The condition is classified alongside obsessive-compulsive and related disorders. To meet diagnostic criteria, a person must have made repeated attempts to reduce or stop the behavior, and the picking can’t be better explained by another condition like a psychotic disorder, a skin condition, or the effects of a substance like cocaine (which independently affects dopamine and can cause compulsive picking on its own).
Treatments That Target the Reward Cycle
Because dopamine and glutamate are central to the picking loop, some treatments aim directly at those systems. Glutamate-modulating supplements have been studied in clinical trials for skin picking and related behaviors, though the optimal dose remains uncertain across studies. Medications that affect dopamine signaling, including certain antipsychotics, have also been used. The broader treatment landscape includes serotonin-targeting antidepressants, opioid-blocking medications, and anticonvulsants, reflecting just how many neurochemical systems are intertwined in this behavior.
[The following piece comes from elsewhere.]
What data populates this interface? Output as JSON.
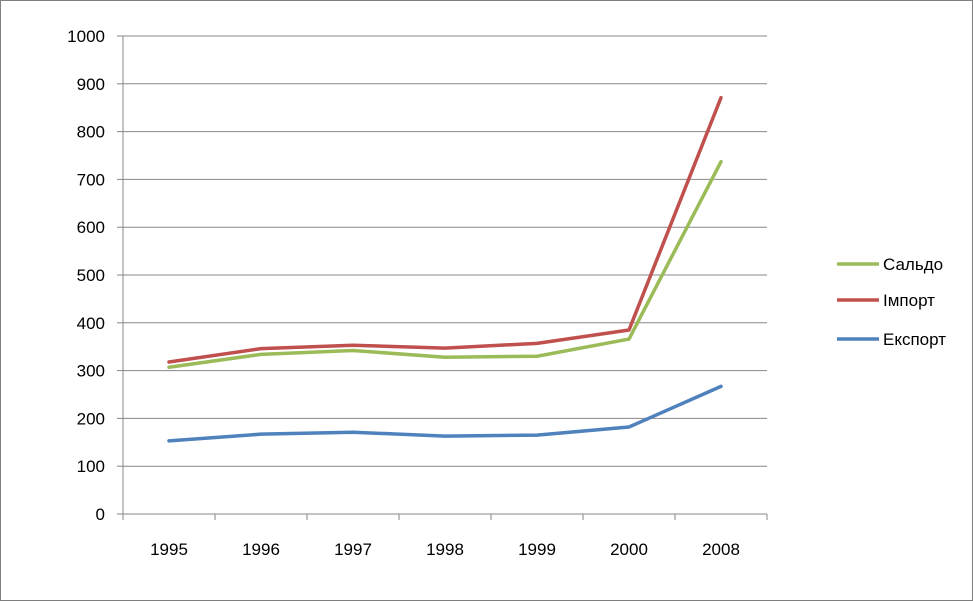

On the behavioral side, habit reversal training is one of the most established approaches. It works by building awareness of when and why you pick, then replacing the picking with a competing physical action, like clenching your fist or pressing your palms together. Therapists often add relaxation techniques such as deep breathing, mindfulness, or guided imagery to lower the overall stress level that fuels urges. A support person in your life can also help by gently reminding you to use the competing behavior when they notice picking happening. The goal isn’t willpower. It’s rewiring the habit loop so the brain’s reward system gets redirected toward a less harmful response.